Les yeux de Huangfu Xuan s'illuminèrent légèrement. Elle aussi pouvait être nerveuse ? Cette femme, parfois, pouvait se montrer encore plus impitoyable que lui ! Tant pis, elle aurait dû être célibataire, mais… Huangfu Xuan resserra son emprise sur sa main, puis ils s'agenouillèrent ensemble devant les tablettes ancestrales. À leurs côtés se tenaient Huangfu Ting et ses deux concubines, Yan Yuan Meian et Yao Jinhan.

Les deux étaient extrêmement enthousiastes ; épouser un membre de la famille royale était le rêve de leur vie !
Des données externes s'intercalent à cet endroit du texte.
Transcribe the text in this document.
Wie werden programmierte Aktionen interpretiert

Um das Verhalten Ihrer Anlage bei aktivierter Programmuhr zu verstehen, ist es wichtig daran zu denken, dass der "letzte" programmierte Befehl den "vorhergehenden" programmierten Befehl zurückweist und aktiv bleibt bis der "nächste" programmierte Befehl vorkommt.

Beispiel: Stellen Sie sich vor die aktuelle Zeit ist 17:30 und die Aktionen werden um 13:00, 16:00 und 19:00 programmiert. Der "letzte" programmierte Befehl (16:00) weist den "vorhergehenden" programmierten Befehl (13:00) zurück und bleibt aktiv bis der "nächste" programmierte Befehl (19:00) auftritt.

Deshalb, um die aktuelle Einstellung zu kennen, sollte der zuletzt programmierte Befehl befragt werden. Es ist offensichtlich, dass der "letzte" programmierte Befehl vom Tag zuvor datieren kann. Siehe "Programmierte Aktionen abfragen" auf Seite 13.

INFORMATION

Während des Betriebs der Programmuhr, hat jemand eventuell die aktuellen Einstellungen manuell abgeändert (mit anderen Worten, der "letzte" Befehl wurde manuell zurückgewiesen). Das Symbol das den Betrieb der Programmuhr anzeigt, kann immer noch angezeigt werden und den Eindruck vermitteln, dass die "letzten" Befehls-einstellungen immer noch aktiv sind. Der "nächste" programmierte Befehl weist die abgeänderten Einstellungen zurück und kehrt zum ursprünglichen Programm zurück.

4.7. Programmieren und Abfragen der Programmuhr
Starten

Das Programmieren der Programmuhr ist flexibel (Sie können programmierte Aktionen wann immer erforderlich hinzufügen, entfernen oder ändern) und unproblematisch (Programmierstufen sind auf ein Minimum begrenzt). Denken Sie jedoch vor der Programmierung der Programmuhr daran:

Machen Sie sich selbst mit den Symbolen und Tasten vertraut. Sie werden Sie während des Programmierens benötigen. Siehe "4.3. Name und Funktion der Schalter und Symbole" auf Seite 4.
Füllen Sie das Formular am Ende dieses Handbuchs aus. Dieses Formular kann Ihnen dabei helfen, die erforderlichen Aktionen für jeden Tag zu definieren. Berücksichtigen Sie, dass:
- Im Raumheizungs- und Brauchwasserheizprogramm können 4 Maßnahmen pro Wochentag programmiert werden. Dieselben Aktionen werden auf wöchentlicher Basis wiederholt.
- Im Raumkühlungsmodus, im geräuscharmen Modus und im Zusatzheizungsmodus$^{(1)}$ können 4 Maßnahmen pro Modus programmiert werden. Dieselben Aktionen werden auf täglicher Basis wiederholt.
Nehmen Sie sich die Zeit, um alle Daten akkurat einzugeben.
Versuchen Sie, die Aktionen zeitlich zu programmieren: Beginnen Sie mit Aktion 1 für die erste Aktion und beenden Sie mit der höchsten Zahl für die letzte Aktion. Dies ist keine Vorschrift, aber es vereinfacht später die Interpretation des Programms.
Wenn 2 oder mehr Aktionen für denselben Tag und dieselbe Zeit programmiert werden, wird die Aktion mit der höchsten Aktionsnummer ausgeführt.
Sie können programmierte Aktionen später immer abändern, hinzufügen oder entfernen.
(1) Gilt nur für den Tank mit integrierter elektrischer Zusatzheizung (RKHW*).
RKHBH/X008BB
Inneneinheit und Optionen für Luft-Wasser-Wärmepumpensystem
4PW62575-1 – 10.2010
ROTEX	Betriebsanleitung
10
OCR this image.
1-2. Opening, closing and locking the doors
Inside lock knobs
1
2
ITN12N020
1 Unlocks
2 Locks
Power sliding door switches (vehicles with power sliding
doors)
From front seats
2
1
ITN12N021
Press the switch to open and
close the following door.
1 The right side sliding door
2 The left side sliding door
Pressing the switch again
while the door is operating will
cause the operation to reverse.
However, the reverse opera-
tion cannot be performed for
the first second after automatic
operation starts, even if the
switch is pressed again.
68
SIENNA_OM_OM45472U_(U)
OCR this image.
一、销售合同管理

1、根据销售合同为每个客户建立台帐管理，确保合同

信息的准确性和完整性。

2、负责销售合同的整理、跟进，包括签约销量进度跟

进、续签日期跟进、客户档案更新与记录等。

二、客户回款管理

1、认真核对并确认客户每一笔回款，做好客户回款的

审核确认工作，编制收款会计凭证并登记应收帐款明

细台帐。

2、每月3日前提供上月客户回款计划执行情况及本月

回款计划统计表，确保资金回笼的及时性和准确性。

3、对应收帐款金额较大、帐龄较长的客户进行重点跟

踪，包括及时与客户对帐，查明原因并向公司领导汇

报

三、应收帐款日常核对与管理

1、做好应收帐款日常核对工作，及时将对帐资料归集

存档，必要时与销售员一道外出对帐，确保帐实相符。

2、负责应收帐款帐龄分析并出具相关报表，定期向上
Pas le moindre sourire n'illuminait le visage de Huangfu Ting. Épouser ces femmes n'avait pour seul but que de remplir son harem, tout au plus de les utiliser pour assouvir sa colère et consolider son pouvoir, rien de plus !

Après les trois prosternations et les neuf révérences, ils furent conduits à la chambre nuptiale, et chacun se dispersa selon l'heure.

Lorsque Ji Wushang et Nan Xuzong revinrent à la capitale, il était déjà tard (21 heures, heure de Pékin). Nan Xuzong était toujours dans la calèche avec elle, laissant Gong Shu conduire lentement. Il passa un bras autour de la taille de Ji Wushang et lui demanda : « Comment vas-tu ? Es-tu fatiguée ? Veux-tu rentrer au palais pour te reposer tout de suite ? »

« Inutile. C’est un jour de fête pour mon troisième frère et les autres. Pourquoi ne pas nous reposer un peu et retourner au palais demain ? » Ji Wushang le regarda. Dehors, l’ambiance était à la fête.

Nan Xuzong suivit son regard et regarda dehors. Voyant un grand groupe de personnes qui s'amusaient, il demanda à Gong Shu : « Gong Shu, est-ce un jour spécial aujourd'hui ? »

« Oui, monsieur, c'est la Fête du Dieu de la Guerre », répondit Gong Shu.

Nan Xuzong resta un instant stupéfait. « La Fête du Dieu de la Guerre ? » Il n'avait jamais prêté attention à de telles fêtes auparavant, mais à présent, la simple évocation du mot « Dieu de la Guerre » lui donna des frissons.

Ji Wushang le regarda : « Cong, qu'est-ce qui ne va pas ? »

«

Ça va. Tu aimes ce festival

?

» Nan Xuzong la regarda et demanda

: «

Tu penses partir à l’aventure et découvrir le monde

?

» Nan Xuzong dissimulait toutes ses émotions.

« Oui, j'aimerais bien aller voir. » Ji Wushang sourit et, voyant qu'il n'y voyait pas d'inconvénient, elle exprima son opinion. Tout à l'extérieur était nouveau et merveilleux à ses yeux, et elle aimait beaucoup cela.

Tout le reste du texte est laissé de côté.